A estreia de Ainda Estou Aqui no Festival de Veneza não passou despercebida. Reconhecido como um dos grandes termômetros para a temporada de premiações, o evento foi o palco para o início de um burburinho inevitável: Walter Salles entregou ao Brasil sua obra mais universal? E mais ainda, será esta a produção que finalmente trará o país de volta à disputa por um Oscar, após décadas de ausência de impacto significativo nas maiores premiações do cinema mundial?

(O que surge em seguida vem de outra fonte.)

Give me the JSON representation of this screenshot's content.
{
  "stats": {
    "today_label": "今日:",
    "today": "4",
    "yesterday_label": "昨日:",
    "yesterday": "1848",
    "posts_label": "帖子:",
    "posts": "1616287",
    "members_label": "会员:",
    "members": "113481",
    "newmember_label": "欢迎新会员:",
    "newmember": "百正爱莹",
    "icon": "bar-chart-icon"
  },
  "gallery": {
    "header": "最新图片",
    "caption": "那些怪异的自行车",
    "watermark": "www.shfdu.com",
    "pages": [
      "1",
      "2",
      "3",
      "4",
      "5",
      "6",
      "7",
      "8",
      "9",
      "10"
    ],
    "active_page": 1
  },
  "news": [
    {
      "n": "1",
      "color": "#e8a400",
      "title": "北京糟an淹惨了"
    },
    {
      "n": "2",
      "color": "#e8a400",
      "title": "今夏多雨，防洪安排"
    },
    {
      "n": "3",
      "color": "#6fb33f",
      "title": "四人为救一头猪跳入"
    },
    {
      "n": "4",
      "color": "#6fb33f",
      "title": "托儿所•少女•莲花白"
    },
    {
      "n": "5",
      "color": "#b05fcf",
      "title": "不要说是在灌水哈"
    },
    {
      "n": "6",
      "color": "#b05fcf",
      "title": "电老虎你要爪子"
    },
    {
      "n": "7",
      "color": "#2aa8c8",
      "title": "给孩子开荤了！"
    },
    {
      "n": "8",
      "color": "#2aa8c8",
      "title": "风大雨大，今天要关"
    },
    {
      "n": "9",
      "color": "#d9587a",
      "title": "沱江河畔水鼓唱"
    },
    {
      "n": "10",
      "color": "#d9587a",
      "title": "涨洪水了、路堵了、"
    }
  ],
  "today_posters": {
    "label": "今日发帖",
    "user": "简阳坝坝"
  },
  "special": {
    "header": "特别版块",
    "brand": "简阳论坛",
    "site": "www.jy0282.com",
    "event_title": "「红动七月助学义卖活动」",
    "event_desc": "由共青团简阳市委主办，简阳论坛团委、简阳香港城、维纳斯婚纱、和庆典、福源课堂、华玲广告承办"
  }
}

Independentemente de uma eventual indicação ou vitória, é impossível ignorar o impacto dessa adaptação do livro homônimo de Marcelo Rubens Paiva. O longa não apenas apresenta um recorte histórico do Brasil sob a ditadura militar, mas também se destaca pela profundidade emocional de sua narrativa, conduzida com maestria por Salles e elevada ao sublime pela performance irretocável de Fernanda Torres. Ela, sem dúvida, entrega uma das atuações mais marcantes de sua carreira e talvez uma das mais significativas do cinema brasileiro nos últimos anos.
No centro da história está Eunice Paiva, uma mulher de força silenciosa que, ao lado dos filhos, precisa lidar com o desaparecimento do marido, Rubens Paiva, após ser sequestrado pelo regime militar. Desde os momentos iniciais, Walter Salles deixa claro que este é um filme sobre intimidade e perda. A cena de abertura, com Eunice flutuando nas águas do Leblon enquanto um helicóptero militar sobrevoa a praia, encapsula a tensão entre o espaço privado e o controle opressor do Estado.

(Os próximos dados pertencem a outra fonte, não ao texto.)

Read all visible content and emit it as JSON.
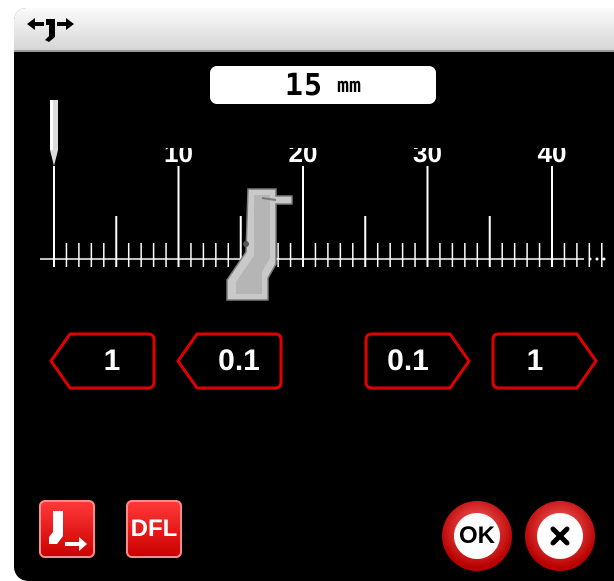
{
  "title_bar": {
    "icon": "needle-position-icon"
  },
  "readout": {
    "value": "15",
    "unit": "mm"
  },
  "ruler": {
    "labels": [
      "10",
      "20",
      "30",
      "40"
    ],
    "min_mm": 0,
    "max_mm": 44,
    "presser_foot_mm": 15
  },
  "step_buttons": [
    {
      "label": "1",
      "direction": "left"
    },
    {
      "label": "0.1",
      "direction": "left"
    },
    {
      "label": "0.1",
      "direction": "right"
    },
    {
      "label": "1",
      "direction": "right"
    }
  ],
  "bottom": {
    "foot_button_icon": "presser-foot-arrow-icon",
    "default_label": "DFL",
    "ok_label": "OK",
    "cancel_icon": "close-icon"
  },
  "colors": {
    "accent": "#e00000",
    "background": "#000000",
    "titlebar": "#e8e8e8"
  }
}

A decisão de Salles de focar no impacto familiar, e não na violência explícita, faz de Ainda Estou Aqui um drama universal. Por mais que a história esteja enraizada nas especificidades da ditadura brasileira, a dinâmica entre Eunice e seus filhos transcende barreiras culturais, evocando questões que ressoam em qualquer audiência: a ausência, o luto, a resiliência diante do autoritarismo. O retrato da família Paiva, com seus privilégios e vulnerabilidades, é ao mesmo tempo um microcosmo do Brasil e uma representação global de como o poder pode invadir e devastar até mesmo os lares mais protegidos.
Fernanda Torres é, sem dúvida, o coração pulsante do filme. Sua performance não apenas sustenta a narrativa, mas a transforma em algo maior. Ela dá vida a uma Eunice que é, ao mesmo tempo, fragilidade e força, desespero e resistência. É por meio de seu olhar, de sua contenção e de suas explosões emocionais cuidadosamente medidas que o público experimenta a profundidade do impacto dessa ausência devastadora.
Ainda que o filme tenha outros méritos inegáveis – como a direção precisa de Salles, o roteiro equilibrado e a fotografia melancolicamente bela –, é Fernanda quem carrega o fardo de tornar essa história íntima em algo grandioso. Mesmo que o Brasil não leve o Oscar, sua performance já assegura um lugar de destaque no panteão das grandes interpretações do cinema nacional.
Ainda Estou Aqui é mais do que um filme sobre um período histórico. É uma obra que reconhece o peso do luto, a luta por justiça e o papel transformador da memória. Mais do que nunca, é um momento para o Brasil celebrar seus talentos, independentemente de premiações ou estatuetas. Afinal, reconhecer o valor de uma obra como esta é tão essencial quanto conquistar o ouro em uma cerimônia internacional.
O longa se apoia em uma técnica cinematográfica impecável, engrandecida pela fotografia magistral de Adrian Teijido. Ele alterna habilmente entre a fluidez da câmera na mão e planos estáticos cuidadosamente compostos, onde luz e sombra dividem o espaço com precisão quase pictórica. Somado a isso, a trilha sonora de Warren Ellis contribui com uma profundidade emocional que envolve e amplifica cada cena.
No entanto, a verdadeira joia do filme é a atuação deslumbrante de Fernanda Torres. Ela transita com maestria entre os papéis de uma dona de casa de classe média alta, uma vítima do regime militar e, por fim, uma mulher que precisa se reinventar em meio à dor e ao caos. Em cada arco de Eunice, Fernanda brilha com uma intensidade que torna sua performance inesquecível.
E aí? Você acha que ele vai ganhar esse Oscar em 2025?